Mascot: The trusted reference standard for protein identification by mass spectrometry for 25 years

A history of Mascot and Mowse

One of the first programs for identifying proteins by peptide mass fingerprinting, MOWSE, developed out of a collaboration between Darryl Pappin (Imperial Cancer Research Fund, UK) and Alan Bleasby (SERC Daresbury Laboratory, UK) [Pappin, 1993]. The name chosen was an acronym of Molecular Weight Search. The MOWSE databases were fully indexed so as to allow very rapid searching and retrieval of sequence data. This approach was inspired by the speed of Alan Bleasby’s DELPHOS package, a structured query language developed alongside the OWL non-redundant protein sequence database [Bleasby, 1990]. A second important feature of MOWSE was the scoring algorithm. Although several groups independently developed peptide mass fingerprint packages at around the same time, MOWSE was the first to take account of the non-uniform distribution of peptide sizes which result from digestion by an enzyme. The original method of submitting a search to MOWSE was by means of an email server.
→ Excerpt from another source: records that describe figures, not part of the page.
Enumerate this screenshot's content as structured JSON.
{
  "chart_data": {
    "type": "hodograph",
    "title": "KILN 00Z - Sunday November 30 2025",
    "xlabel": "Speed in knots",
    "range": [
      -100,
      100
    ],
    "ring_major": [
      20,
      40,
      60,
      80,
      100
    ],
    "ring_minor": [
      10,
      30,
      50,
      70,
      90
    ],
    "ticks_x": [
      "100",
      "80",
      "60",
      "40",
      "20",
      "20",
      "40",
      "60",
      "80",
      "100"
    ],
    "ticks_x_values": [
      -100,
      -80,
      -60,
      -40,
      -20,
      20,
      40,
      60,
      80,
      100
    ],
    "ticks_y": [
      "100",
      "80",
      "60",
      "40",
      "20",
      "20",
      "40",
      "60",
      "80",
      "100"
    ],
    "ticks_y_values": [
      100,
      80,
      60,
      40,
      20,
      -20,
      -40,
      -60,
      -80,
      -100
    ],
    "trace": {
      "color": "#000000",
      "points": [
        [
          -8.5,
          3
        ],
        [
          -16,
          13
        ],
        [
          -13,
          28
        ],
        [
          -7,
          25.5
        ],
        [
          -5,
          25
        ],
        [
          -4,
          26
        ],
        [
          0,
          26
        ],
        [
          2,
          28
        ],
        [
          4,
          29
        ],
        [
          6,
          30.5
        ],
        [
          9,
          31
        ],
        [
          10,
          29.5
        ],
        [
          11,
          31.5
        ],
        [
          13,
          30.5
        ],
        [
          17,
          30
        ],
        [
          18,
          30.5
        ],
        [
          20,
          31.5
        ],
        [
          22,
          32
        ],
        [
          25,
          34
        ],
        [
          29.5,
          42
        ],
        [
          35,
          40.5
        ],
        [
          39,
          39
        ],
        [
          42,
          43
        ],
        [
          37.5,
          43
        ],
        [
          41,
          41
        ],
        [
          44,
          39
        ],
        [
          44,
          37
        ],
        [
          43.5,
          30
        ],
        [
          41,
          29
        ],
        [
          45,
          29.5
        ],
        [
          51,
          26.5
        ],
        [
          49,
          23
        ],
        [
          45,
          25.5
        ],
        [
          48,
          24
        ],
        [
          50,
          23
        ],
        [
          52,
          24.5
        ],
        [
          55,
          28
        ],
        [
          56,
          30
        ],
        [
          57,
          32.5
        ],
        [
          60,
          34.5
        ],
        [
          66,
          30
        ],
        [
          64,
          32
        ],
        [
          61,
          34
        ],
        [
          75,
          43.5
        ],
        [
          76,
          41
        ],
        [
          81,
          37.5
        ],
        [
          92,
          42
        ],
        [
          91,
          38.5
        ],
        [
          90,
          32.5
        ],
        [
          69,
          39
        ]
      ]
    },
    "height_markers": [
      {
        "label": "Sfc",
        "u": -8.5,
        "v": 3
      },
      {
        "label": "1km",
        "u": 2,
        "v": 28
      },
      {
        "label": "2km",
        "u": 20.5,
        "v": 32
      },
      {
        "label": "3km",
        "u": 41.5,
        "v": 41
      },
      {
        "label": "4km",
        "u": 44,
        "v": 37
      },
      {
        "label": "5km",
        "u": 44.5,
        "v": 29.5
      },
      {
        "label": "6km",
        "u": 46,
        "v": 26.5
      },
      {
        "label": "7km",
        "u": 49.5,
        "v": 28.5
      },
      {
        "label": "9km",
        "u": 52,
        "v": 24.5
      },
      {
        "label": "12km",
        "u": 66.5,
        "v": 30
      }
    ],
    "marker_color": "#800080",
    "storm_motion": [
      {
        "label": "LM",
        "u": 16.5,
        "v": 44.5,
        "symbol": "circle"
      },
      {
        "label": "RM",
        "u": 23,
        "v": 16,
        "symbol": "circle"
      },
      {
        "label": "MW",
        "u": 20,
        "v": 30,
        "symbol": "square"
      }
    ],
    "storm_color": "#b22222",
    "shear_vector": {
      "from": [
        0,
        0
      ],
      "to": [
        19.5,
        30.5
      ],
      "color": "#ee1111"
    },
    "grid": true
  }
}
The next major development, MOWSE II, was the addition of amino acid sequence and composition qualifiers [Pappin, DJC, Rahman, D, Hansen, HF, Bartlet-Jones, M, Jeffery, W and Bleasby, AJ, Chemistry, mass spectrometry and peptide-mass databases: Evolution of methods for the rapid identification and mapping of cellular proteins, Mass Spectrom. Biol. Sci., 135-150 (1996)]. This was made available in 1994 as a CGI program on the UK Human Genome Mapping Project web server, but has since disappeared. MOWSE II was fast and offered some unique functionality. However, it still required indexed molecular weight databases to be constructed prior to searching. The drawback of this approach was that a database had to be built for each new enzyme and for each set of amino acid residue masses. This made it difficult to support searching proteins in which residues had been chemically or post-translationally modified, since a new database was required for each combination of modifications.

In 1997, the decision was made to restructure MOWSE so as to compute mass values directly from FASTA sequence databases, "on the fly". This removed the limitations on modified residues, but necessitated a complete rewrite of the computer code. David Perkins, working in Darryl’s group at ICRF, started this work in late 1997. Like Darryl and Alan, David came from Professor John Findlay’s group at Leeds University, where he worked on the continuing development of OWL and new methods for protein sequence analysis and structure visualisation.

Darryl Pappin and David Perkins

David Perkins (left) and Darryl Pappin (right) outside ICRF in May 1999

From the outset, the new algorithms were coded for parallel execution on multiprocessor platforms. One additional feature of the new code was the facility to specify selected MS/MS fragment ion masses as an "ions" qualifier to a peptide mass value. This turned out to work very well, and it became clear that it was only a small additional step to support the searching of raw MS/MS peak lists, something which had only previously been possible using the Sequest program from John Yates and Jimmy Eng [Eng, 1994]. At this stage, MOWSE III was only available within ICRF. It supported all the proven methods of protein identification: peptide-mass fingerprint, MS/MS fragment ion search, and searches which combined mass data with amino acid sequence or composition. It performed all the necessary calculations on the fly, so that it could search any FASTA format database. And, it used a powerful scoring algorithm based on true enzyme kinetics.

In mid-1998 it was decided that a collaboration with an external bioinformatics company was the fastest route to distributing MOWSE to a wider audience. Matrix Science secured a licence from ICRF to develop and distribute MOWSE, although a name change was suggested to avoid confusion with the earlier public domain versions. The name chosen was MASCOT, and considerable work went into porting MASCOT to a variety of platforms (SGI, SUN, DEC, and Windows NT), structuring for fully automated, high throughput protein identification, and documentation. Free and unrestricted access to MASCOT has been available on the Matrix Science web site since early 1999. The company only seeks a licence fee from users who want to run MASCOT on their own server. Matrix Science works closely with Darryl and David to continue adding new functionality to MASCOT.